Me fascina porque cuando la veo competir, vivo lo que los taurinos aseguran vivir —yo no, no voy a toros— en una corrida: una experiencia estética. La plasticidad de las zancadas, los brazos como aspas cortando el aire, los músculos con la tensión al máximo, el vuelo impecable cubriendo una distancia mayor a lo que mide de largo un Twin Otter y, por último, la arena que levanta cuando su cuerpo cae y su cola de caballo se eleva al cielo. Puf, respiro al fin. Y la nueva medallista, como si fuera poco el espectáculo que acaba de brindar, saluda al planeta con una sonrisa de piano abierto que sella con broche de oro 29 años de saltos, que la han llevado de la pobreza de Apartadó a la cima del atletismo en Moscú, donde nadie sabe quién es Natalia París, pocos saben quién es Juan Manuel Santos y muchos saben quién es Caterine Ibargüen.
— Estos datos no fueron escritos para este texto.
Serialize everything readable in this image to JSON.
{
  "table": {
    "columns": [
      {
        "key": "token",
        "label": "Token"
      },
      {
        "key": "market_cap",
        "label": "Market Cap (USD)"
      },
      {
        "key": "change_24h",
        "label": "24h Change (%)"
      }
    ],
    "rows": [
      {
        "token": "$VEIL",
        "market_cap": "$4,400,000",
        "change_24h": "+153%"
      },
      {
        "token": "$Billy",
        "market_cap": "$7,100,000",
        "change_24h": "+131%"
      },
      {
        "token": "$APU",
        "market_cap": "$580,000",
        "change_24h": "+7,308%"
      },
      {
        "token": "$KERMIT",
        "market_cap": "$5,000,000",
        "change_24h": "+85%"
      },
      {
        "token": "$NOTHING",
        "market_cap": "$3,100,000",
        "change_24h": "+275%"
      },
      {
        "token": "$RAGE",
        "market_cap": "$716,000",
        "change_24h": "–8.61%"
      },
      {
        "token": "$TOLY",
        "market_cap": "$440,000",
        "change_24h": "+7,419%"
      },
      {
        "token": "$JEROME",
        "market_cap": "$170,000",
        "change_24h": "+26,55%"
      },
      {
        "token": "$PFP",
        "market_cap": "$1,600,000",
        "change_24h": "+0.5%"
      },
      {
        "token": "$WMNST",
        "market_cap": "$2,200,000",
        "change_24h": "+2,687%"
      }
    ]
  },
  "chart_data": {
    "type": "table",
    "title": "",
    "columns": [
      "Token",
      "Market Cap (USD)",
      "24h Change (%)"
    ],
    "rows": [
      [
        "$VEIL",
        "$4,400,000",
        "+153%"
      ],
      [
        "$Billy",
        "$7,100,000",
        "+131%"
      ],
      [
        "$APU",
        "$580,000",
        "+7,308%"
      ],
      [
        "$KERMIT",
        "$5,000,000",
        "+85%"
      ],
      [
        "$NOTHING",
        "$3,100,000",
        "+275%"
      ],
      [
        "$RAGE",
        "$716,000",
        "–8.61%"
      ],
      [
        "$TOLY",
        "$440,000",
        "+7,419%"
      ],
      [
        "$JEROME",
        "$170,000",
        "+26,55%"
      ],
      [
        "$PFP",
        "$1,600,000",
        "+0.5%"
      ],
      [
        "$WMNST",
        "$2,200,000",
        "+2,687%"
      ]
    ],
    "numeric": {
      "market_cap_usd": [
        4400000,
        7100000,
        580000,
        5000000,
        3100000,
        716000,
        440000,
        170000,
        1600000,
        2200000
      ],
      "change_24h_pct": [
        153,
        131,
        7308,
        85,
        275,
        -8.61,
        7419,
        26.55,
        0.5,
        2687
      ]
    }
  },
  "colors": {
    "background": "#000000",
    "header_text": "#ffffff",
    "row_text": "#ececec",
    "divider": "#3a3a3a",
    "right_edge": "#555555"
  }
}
Me fascina porque es mujer y le gusta serlo, es negra y le gusta serlo, es antioqueña y le gusta serlo, es buena estudiante y le gusta serlo, es humilde y lo reconoce: “Duany es el que sabe qué hay que retocar, yo soy su instrumento”, y va por lo que quiere a plena luz del día; sin ases escondidos bajo la manga. Quiere superar su propia barrera de 14,99 en salto triple y lo dice; quiere alcanzar el record mundial de 15,50 y lo dice; quiere ganar la Liga de Diamante y lo dice; quiere arrasar en los Olímpicos de Río (2016) y también lo dice; quiere prepararse para su retiro y no solo lo dice, lo hace. Su cabeza bien amoblada tiene muy claro que la carrera del deportista de alto rendimiento es corta y que sobre las glorias obtenidas no se puede dormitar y que vivir en el futuro de la caridad pública, ni por el chiras. Desde ya se prepara para el pospodio: es enfermera y va a iniciar una Maestría en educación.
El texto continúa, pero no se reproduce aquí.